C'est l'analyse que fait Jean-Philippe Meloche, professeur à l’École d’urbanisme et d’architecture de paysage de l’Université de Montréal, qui s'est penché, lors de ses récentes recherches, sur l'avenir des péages routiers au pays.
Professeur en urbanisme Photo d'archives
Coût très élevé par passage
Si on vise à rembourser la totalité de l'investissement par le péage, le coût par passage serait très élevé, note-t-il. Si tous les paramètres restaient constants, il en coûterait en effet autour de 20$ par passage et bien davantage si on excluait les quelque 7000 résidents de l'île.

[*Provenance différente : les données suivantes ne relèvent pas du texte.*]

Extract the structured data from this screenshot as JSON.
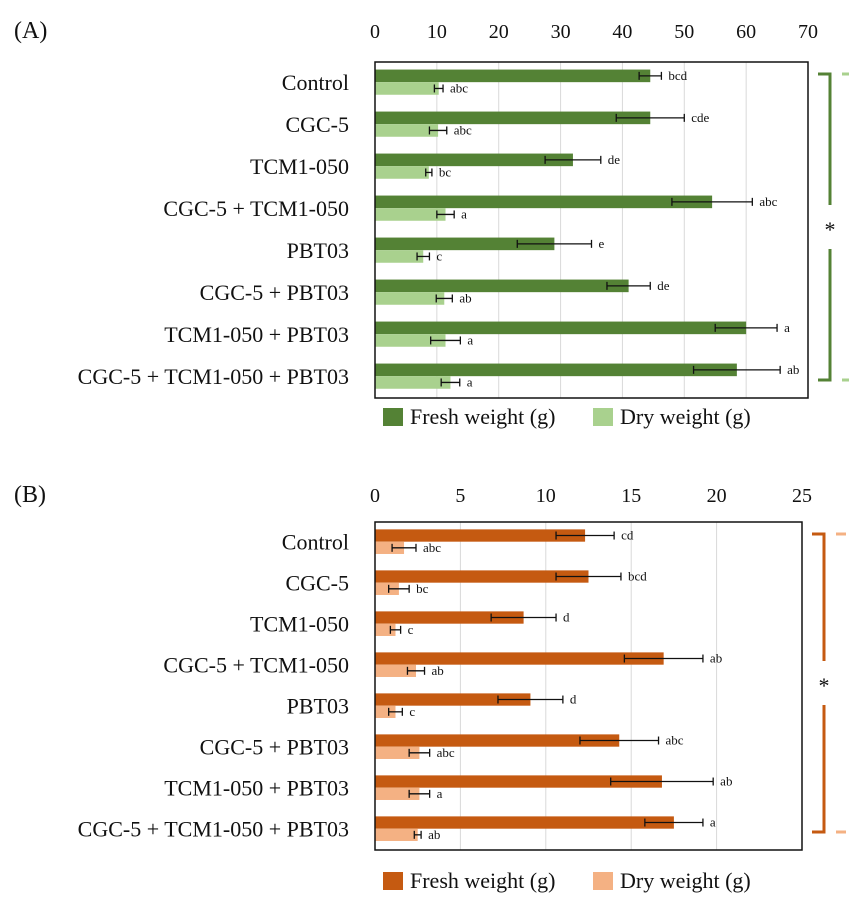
{
  "chart_data": [
    {
      "type": "bar",
      "orientation": "horizontal",
      "panel_label": "(A)",
      "categories": [
        "Control",
        "CGC-5",
        "TCM1-050",
        "CGC-5 + TCM1-050",
        "PBT03",
        "CGC-5 + PBT03",
        "TCM1-050 + PBT03",
        "CGC-5 + TCM1-050 + PBT03"
      ],
      "xlim": [
        0,
        70
      ],
      "xticks": [
        0,
        10,
        20,
        30,
        40,
        50,
        60,
        70
      ],
      "grid": true,
      "legend_position": "bottom",
      "significance_marker": "*",
      "colors": {
        "fresh": "#548235",
        "dry": "#a9d18e",
        "bracket": "#548235"
      },
      "series": [
        {
          "name": "Fresh weight (g)",
          "values": [
            44.5,
            44.5,
            32.0,
            54.5,
            29.0,
            41.0,
            60.0,
            58.5
          ],
          "errors": [
            1.8,
            5.5,
            4.5,
            6.5,
            6.0,
            3.5,
            5.0,
            7.0
          ],
          "letters": [
            "bcd",
            "cde",
            "de",
            "abc",
            "e",
            "de",
            "a",
            "ab"
          ]
        },
        {
          "name": "Dry weight (g)",
          "values": [
            10.3,
            10.2,
            8.7,
            11.4,
            7.8,
            11.2,
            11.4,
            12.2
          ],
          "errors": [
            0.7,
            1.4,
            0.5,
            1.4,
            1.0,
            1.3,
            2.4,
            1.5
          ],
          "letters": [
            "abc",
            "abc",
            "bc",
            "a",
            "c",
            "ab",
            "a",
            "a"
          ]
        }
      ]
    },
    {
      "type": "bar",
      "orientation": "horizontal",
      "panel_label": "(B)",
      "categories": [
        "Control",
        "CGC-5",
        "TCM1-050",
        "CGC-5 + TCM1-050",
        "PBT03",
        "CGC-5 + PBT03",
        "TCM1-050 + PBT03",
        "CGC-5 + TCM1-050 + PBT03"
      ],
      "xlim": [
        0,
        25
      ],
      "xticks": [
        0,
        5,
        10,
        15,
        20,
        25
      ],
      "grid": true,
      "legend_position": "bottom",
      "significance_marker": "*",
      "colors": {
        "fresh": "#c55a11",
        "dry": "#f4b183",
        "bracket": "#c55a11"
      },
      "series": [
        {
          "name": "Fresh weight (g)",
          "values": [
            12.3,
            12.5,
            8.7,
            16.9,
            9.1,
            14.3,
            16.8,
            17.5
          ],
          "errors": [
            1.7,
            1.9,
            1.9,
            2.3,
            1.9,
            2.3,
            3.0,
            1.7
          ],
          "letters": [
            "cd",
            "bcd",
            "d",
            "ab",
            "d",
            "abc",
            "ab",
            "a"
          ]
        },
        {
          "name": "Dry weight (g)",
          "values": [
            1.7,
            1.4,
            1.2,
            2.4,
            1.2,
            2.6,
            2.6,
            2.5
          ],
          "errors": [
            0.7,
            0.6,
            0.3,
            0.5,
            0.4,
            0.6,
            0.6,
            0.2
          ],
          "letters": [
            "abc",
            "bc",
            "c",
            "ab",
            "c",
            "abc",
            "a",
            "ab"
          ]
        }
      ]
    }
  ]
}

Au Québec, il existe deux infrastructures à péage: le pont de l'autoroute 25 et le pont de l'autoroute 30, tous deux dans la région de Montréal. Deux infrastructures beaucoup plus achalandées que le pont de l'île et qui ont coûté moins cher.
Dilemme
Avec la nouvelle infrastructure à l’île d’Orléans, on se retrouve pris dans un dilemme, soutient M. Meloche.
«Ici, on est pris dans une situation impossible où on va faire un pont qui coûte trop cher par rapport aux gains potentiels qu'on peut en retirer en tant que société. Et on ne sera jamais capable de le faire payer par les usagers parce que c'est un pont qui n'a pas d'allure. Mais en même temps, la situation de ne pas mettre le pont n'a pas plus de sens. On ne peut pas décoloniser l'île d'Orléans. Ce n'est pas réaliste. On est mal pris, pris au piège dans une dépense d'infrastructure. Ça hypothèque beaucoup de faire un pont pour ces 7000 à 8000 habitants.»
Pour lui, l’appui des Québécois au péage est peu surprenant, puisque les gens préfèrent que le pont soit payé par ceux qui l’empruntent. Et ils se disent qu’ils ne seront pas soumis à ce tarif parce qu’ils ne le fréquenteront pas ou peu, dit-il. «Quand vous avez des ponts à très haut débit comme le pont Champlain, les gens vont se dire que s’il est payant, ils vont devoir un jour ou l’autre passer dessus.» L’appui au péage diminue alors.